«Motiviert und hoffnungsvoll»

Im September haben 88 Menschen aus dem Bistum Basel darüber debattiert, wie das Bistum in die Zukunft geführt werden soll. Zwei von ihnen erzählen aus der Versammlung, worüber in ihren Workshops gesprochen wurde.

 

Von Sylvia Stam |  12.10.2023

Die 88 Teilnehmer:innen der synodalen Versammlung in Bern diskutierten in wechselnden Gruppen. Weil unterschiedlichste Positionen aufeinandertrafen, rangen sie bisweilen um Worte und Formulierungen. Bild: José R. Martinez/Bistum Basel

Wie haben Sie die synodale Versammlung erlebt?

Adrian Berlinger: Die verschiedenen Menschen mit unterschiedlichen Hintergründen und Lebenssituationen waren spannend. Mir wurde bewusst, dass das Bistum aus zehn Kantonen besteht, die sehr unterschiedlich aufgestellt sind, auch finanziell. Die Teilnehmer:innen waren extrem motiviert und hoffnungsvoll. Ich hoffe, die Erwartungen werden dann nicht enttäuscht. Von Bischof Felix Gmür hatte ich den Eindruck, dass er wirklich interessiert ist, er unterstützt und motiviert uns und will das, was wir erarbeiten, auch mit nach Rom nehmen.

Simeon Asal: Ich kann das nur be­stätigen.
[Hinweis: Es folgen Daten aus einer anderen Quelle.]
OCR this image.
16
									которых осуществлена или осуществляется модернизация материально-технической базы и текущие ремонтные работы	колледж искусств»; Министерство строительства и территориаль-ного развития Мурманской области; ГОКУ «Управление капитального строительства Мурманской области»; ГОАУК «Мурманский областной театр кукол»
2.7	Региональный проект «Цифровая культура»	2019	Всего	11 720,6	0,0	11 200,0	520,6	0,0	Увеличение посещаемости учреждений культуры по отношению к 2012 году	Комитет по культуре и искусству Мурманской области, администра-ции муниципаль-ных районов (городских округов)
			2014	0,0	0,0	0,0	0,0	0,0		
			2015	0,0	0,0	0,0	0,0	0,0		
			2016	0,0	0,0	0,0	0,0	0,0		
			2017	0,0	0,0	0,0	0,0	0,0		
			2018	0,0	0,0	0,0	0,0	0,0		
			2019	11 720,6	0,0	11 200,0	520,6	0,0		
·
Man kam mit ganz verschiedenen Leuten ins Gespräch, die auch Unterschiedliches mit der katholischen Kirche verbinden. Was alle eint, ist der Wille, diese Kirche in eine gute Zukunft zu führen.

Sie diskutieren in Gruppen zu einzelnen «Pastoralen Wegweisern». In welchen Gruppen waren Sie?

Asal: Ich war in der Gruppe zum Thema Finanzen. Die finanzielle Lage in den Kirchgemeinden ist im Moment noch gut, in gewissen Regionen wird jedoch der Mitgliederschwund spürbar. Es wurde diskutiert, wie es weitergehen könnte, wenn dereinst weniger Geld zur Verfügung steht. Auch die Schwierigkeit, Personal zu rekrutieren, war Thema. Bevor das Geld ausgeht, um das Personal zu bezahlen, geht das Personal aus. Das kann dazu führen, dass finanzstärkere Kirchgemeinden das beste Personal durch finanzielle Anreize anwerben können, auf Kosten der finanzschwachen.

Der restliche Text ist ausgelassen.